Max Bhagat smiled. “Make a note, please—we’ve got eyewitness verification that there are five hijackers on the plane, all fully armed,” he said to his team. He was already pacing. “Good job, Karen. Tell us as much as you possibly can, but do it without putting yourself into additional danger.” He thumbed the key to the radio microphone, opening the frequency.
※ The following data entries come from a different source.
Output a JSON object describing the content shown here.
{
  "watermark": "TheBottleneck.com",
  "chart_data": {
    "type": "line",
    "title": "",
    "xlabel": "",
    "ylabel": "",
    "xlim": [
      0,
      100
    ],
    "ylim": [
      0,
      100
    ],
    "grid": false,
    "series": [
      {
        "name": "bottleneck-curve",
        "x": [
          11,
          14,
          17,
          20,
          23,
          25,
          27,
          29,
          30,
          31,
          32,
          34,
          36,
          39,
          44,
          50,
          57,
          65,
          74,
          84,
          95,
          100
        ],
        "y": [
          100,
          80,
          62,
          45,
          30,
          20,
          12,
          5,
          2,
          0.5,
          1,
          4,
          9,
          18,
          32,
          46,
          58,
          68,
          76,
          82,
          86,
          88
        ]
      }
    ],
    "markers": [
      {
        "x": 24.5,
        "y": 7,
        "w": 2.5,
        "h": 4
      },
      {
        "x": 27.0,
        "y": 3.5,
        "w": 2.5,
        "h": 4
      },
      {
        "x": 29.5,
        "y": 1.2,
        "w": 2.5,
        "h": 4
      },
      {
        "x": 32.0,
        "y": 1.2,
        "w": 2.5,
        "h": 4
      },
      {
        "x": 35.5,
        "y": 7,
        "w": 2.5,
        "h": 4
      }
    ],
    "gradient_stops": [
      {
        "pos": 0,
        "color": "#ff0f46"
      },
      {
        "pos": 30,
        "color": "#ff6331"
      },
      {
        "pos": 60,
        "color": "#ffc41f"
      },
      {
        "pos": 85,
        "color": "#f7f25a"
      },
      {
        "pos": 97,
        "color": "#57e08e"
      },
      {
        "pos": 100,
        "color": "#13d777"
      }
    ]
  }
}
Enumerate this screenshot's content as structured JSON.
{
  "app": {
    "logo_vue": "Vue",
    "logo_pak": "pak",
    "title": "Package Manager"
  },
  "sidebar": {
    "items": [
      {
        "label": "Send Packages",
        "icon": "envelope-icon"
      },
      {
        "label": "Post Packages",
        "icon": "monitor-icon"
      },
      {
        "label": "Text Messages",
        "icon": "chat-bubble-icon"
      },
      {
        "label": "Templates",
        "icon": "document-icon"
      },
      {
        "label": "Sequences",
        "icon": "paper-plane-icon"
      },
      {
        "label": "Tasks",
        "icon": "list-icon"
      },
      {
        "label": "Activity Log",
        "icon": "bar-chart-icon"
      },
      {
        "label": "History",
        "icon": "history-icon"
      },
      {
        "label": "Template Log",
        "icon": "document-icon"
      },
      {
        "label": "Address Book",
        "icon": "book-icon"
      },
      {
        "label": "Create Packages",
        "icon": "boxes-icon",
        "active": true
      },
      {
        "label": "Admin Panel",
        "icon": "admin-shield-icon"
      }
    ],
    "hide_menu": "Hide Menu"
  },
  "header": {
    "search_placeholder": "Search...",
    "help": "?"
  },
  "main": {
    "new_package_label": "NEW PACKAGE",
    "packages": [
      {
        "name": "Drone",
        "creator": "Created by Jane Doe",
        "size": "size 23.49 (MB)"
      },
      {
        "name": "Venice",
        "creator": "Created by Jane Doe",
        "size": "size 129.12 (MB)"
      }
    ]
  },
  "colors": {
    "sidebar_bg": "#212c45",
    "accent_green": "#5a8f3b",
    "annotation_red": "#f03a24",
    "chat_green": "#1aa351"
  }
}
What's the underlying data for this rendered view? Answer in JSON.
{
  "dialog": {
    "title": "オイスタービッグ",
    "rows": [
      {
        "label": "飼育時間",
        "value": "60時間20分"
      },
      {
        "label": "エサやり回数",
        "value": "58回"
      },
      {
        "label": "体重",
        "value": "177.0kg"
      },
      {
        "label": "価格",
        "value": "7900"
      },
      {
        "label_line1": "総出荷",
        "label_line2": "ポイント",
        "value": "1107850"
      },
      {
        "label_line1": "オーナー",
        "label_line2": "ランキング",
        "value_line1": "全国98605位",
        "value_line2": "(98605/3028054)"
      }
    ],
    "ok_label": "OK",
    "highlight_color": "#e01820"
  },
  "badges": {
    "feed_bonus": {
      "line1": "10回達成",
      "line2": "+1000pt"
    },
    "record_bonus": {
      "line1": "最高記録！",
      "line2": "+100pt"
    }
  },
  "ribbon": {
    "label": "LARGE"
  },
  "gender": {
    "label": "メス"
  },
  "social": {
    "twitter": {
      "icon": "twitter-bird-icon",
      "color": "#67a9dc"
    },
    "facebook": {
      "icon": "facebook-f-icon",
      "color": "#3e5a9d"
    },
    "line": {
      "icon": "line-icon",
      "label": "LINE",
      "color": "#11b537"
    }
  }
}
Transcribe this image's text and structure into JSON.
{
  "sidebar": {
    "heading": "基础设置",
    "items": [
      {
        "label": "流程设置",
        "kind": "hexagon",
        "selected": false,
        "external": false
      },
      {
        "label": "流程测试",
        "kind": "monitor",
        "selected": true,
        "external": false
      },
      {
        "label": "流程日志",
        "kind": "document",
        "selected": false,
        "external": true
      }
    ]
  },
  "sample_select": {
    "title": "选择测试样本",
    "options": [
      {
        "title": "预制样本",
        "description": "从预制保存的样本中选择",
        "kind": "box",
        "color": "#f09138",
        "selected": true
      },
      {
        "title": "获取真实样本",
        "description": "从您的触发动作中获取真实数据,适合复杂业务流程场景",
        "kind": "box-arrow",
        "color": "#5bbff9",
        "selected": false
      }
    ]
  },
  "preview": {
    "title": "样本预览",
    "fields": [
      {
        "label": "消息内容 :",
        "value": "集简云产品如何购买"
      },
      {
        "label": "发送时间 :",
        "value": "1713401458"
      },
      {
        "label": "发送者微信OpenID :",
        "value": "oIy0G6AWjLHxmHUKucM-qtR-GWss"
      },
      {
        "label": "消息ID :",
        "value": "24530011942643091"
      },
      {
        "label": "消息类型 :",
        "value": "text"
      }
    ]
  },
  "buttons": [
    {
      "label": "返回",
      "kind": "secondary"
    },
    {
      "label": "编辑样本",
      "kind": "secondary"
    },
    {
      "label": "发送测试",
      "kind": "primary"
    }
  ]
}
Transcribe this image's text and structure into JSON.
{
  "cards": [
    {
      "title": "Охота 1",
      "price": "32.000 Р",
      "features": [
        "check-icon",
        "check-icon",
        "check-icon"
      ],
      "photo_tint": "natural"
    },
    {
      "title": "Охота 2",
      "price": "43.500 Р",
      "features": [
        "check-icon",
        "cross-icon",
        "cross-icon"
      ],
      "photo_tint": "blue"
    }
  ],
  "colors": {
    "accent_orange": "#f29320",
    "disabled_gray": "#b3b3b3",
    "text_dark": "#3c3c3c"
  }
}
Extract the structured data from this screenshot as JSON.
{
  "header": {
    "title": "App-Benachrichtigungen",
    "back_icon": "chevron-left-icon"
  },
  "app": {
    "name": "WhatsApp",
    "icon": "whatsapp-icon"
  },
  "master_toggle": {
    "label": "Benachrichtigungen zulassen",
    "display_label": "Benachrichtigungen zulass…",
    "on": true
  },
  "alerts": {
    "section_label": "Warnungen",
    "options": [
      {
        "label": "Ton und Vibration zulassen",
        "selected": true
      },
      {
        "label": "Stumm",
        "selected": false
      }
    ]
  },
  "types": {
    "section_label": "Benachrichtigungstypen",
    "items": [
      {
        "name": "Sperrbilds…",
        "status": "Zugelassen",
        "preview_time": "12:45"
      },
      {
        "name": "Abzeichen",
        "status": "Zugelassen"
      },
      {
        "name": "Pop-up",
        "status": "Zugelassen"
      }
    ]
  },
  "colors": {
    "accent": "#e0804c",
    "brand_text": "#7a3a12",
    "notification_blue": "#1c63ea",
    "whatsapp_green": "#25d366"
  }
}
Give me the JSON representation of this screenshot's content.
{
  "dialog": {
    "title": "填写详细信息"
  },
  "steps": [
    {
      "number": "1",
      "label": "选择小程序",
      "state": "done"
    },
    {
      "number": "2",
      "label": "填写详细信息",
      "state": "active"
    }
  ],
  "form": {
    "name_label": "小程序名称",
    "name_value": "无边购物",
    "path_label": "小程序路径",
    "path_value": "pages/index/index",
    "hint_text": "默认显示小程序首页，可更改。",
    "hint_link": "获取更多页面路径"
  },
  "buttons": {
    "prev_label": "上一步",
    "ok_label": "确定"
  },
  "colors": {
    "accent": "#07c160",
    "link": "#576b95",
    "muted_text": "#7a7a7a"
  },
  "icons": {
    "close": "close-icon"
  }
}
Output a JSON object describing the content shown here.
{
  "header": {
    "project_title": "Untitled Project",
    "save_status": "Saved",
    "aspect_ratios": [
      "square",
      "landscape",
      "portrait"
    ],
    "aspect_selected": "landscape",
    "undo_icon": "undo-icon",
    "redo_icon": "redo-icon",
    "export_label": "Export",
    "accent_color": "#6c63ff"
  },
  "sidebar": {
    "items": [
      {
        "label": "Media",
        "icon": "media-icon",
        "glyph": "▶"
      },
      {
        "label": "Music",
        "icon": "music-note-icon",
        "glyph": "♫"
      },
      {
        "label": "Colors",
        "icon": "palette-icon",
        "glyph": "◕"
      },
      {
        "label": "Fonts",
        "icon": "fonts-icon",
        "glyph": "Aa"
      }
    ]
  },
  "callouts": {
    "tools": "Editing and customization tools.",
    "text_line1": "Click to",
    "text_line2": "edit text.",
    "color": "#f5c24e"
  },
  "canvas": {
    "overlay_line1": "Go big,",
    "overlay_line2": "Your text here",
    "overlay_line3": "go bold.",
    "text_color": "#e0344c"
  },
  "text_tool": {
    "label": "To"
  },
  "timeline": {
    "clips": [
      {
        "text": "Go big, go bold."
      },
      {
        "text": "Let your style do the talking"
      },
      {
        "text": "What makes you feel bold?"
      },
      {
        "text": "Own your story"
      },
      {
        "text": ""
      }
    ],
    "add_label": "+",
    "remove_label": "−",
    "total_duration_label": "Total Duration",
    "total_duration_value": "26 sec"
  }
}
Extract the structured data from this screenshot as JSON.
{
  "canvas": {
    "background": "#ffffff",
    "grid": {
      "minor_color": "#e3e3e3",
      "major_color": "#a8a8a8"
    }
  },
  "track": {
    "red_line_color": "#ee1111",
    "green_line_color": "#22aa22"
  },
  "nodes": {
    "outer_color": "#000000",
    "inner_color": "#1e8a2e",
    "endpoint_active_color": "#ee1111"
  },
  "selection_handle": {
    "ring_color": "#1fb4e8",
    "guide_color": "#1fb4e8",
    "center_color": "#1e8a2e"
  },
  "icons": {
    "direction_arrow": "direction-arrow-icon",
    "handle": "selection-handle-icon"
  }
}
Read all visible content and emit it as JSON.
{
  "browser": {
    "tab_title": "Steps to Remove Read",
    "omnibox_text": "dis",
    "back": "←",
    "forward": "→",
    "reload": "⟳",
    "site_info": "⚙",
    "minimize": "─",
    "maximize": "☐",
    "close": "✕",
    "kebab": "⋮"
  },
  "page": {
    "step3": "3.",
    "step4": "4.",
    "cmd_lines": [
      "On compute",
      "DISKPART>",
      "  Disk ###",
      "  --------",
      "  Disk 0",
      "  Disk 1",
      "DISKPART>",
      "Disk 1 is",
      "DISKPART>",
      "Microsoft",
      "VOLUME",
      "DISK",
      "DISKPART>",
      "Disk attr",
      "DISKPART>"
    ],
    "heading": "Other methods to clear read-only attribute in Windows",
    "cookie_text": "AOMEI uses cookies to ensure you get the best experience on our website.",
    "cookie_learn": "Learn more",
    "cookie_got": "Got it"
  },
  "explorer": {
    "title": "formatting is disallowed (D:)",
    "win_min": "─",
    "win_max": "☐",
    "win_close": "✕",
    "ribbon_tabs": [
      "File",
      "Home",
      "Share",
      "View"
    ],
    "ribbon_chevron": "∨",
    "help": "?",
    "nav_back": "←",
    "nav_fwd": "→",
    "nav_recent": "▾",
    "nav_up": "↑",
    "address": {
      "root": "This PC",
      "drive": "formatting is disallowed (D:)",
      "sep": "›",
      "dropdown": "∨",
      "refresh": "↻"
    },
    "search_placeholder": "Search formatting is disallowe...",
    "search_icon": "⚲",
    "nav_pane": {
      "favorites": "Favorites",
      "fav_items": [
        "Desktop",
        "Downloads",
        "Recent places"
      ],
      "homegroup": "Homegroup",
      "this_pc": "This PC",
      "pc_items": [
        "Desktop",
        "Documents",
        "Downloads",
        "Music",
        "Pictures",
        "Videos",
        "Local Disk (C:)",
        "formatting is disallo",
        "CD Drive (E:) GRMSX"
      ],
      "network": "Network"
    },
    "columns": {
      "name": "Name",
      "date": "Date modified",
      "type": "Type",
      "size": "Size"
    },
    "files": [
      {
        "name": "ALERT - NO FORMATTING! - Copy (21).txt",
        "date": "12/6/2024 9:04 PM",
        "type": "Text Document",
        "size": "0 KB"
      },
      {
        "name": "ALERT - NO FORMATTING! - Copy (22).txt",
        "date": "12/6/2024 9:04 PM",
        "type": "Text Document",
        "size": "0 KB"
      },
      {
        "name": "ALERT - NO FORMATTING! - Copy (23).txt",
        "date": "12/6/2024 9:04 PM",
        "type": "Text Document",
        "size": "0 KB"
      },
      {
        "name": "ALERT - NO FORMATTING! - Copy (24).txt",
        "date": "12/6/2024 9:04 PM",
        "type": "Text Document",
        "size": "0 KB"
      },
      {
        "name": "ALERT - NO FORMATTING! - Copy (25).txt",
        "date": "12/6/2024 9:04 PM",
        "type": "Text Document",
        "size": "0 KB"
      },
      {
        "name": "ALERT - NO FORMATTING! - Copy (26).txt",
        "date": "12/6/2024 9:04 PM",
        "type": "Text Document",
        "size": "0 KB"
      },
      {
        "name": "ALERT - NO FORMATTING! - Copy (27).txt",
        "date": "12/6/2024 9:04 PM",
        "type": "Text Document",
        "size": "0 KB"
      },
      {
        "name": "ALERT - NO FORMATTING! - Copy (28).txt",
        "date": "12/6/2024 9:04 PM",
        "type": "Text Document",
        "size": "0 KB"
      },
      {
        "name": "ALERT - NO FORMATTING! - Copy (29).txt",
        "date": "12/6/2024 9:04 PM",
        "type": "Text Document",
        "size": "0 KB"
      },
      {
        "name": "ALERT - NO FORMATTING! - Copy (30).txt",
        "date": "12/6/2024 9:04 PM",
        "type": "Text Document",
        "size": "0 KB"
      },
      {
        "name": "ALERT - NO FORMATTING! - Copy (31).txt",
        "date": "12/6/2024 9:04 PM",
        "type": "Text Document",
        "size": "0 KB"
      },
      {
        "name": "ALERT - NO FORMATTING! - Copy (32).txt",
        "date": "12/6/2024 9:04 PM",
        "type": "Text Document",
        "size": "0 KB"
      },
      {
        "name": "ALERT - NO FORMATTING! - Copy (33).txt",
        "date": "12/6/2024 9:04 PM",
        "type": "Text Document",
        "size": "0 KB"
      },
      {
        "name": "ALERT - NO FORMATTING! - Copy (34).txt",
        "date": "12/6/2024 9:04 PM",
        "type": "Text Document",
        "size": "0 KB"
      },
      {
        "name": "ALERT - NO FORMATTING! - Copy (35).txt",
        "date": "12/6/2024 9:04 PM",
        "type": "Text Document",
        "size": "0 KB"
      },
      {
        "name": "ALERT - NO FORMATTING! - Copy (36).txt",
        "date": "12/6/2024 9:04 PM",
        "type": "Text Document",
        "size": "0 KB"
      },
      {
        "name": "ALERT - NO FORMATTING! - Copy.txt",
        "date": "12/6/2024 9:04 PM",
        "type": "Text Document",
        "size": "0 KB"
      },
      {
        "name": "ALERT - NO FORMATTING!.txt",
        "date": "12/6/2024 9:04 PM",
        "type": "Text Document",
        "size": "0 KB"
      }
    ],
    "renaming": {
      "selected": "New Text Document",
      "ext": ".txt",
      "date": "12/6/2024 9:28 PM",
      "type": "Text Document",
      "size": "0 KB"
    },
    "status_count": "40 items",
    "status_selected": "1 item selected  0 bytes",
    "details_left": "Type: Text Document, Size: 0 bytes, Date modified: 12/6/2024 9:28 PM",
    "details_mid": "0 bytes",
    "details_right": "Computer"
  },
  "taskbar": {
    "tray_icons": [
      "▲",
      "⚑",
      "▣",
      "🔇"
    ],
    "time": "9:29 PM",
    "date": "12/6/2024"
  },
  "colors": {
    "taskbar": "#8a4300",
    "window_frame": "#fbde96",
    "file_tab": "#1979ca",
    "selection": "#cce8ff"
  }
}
“I’m an FBI negotiator, Karen,” he said into the mike with his accentless, smooth, FM radio voice. “I apologize for the stupid question. I was hoping you could assure me that you and everyone else on board—including our hostile friends and the pilots and crew—are all in good health.”
“Two of the passengers have been injured,” her voice came back, loud and clear. “But I’m okay. They want me to talk to my, well, my father.”
Senator Crawford must’ve been sleeping on a couch in one of the other rooms. He came in as if on cue, with his hair a mess, Yale sweatshirt on in place of his suit jacket, blinking in the bright overhead light.
“They know who she is,” Bhagat told the senator, getting right to the point, no niceties. “They’re using her to speak for them. Remember, no promises at this point, sir.” He thumbed the mike. “Karen, we’ve got him right here. He’s anxious to talk to you, too.”
As Starrett watched, Senator Crawford nearly grabbed the microphone from Bhagat’s hands. “Karen, honey, are you all right?”
“I’m fine, Daddy. You know, I almost didn’t make this flight. In fact, my friend ... my friend Gina, she didn’t make it on board. Someone picked her pocket and stole her passport and they wouldn’t let her on the plane. I know her parents must be really worried about her, but they don’t have to be, because she’s not on the flight. She’s still back in Athens and—”
The look on the senator’s face was almost comical. “Who the hell—?”
Bhagat almost knocked the man over in his haste to get the mike away from him. For a guy in a suit, he could move pretty fast.
“Hey! I don’t goddamn know who that is,” Crawford continued hotly, “but she’s not Karen. She’s not my daughter. And I would appreciate a little more consideration—”
“Peggy, notify the American consulate in Athens,” Bhagat barked orders right over him. It seemed as if the rumors of Bhagat’s legendary temper were all true. “Karen Crawford’s probably there right now, trying to get a replacement passport. Get her to safety, quickly and quietly—no media. Not one reporter finds out about this. If she shows up on CNN, I will go there myself after this is over and personally escort everyone in the Athens office to hell, is that understood?”
It clearly was. “Yes, sir.” Peggy hauled ass out of the room.
Max Bhagat turned his glare back onto Crawford. “Another outburst like that, and senator or president or God—I don’t give a gleaming goddamn who or what you are—you will be out of this room.”
That, too, was understood.
Still, Crawford bristled. “Are you threatening me?”
“Do you really care?” Bhagat shot back at him. “This young woman—and I believe she just told us her name was Gina. George, get me the passenger manifest from World Airlines, fast—she just managed to inform us that your daughter’s not on that plane. Glory alleluia, it’s your lucky day. Your daughter is safe. But whoever the hell Gina is, she’s someone else’s daughter, and she’s taking a real risk here. If the hijackers find out she’s not Karen, they’ll kill her. I don’t doubt that. Now, when you get back on this radio, sir, you remember that. And you keep her the hell alive.”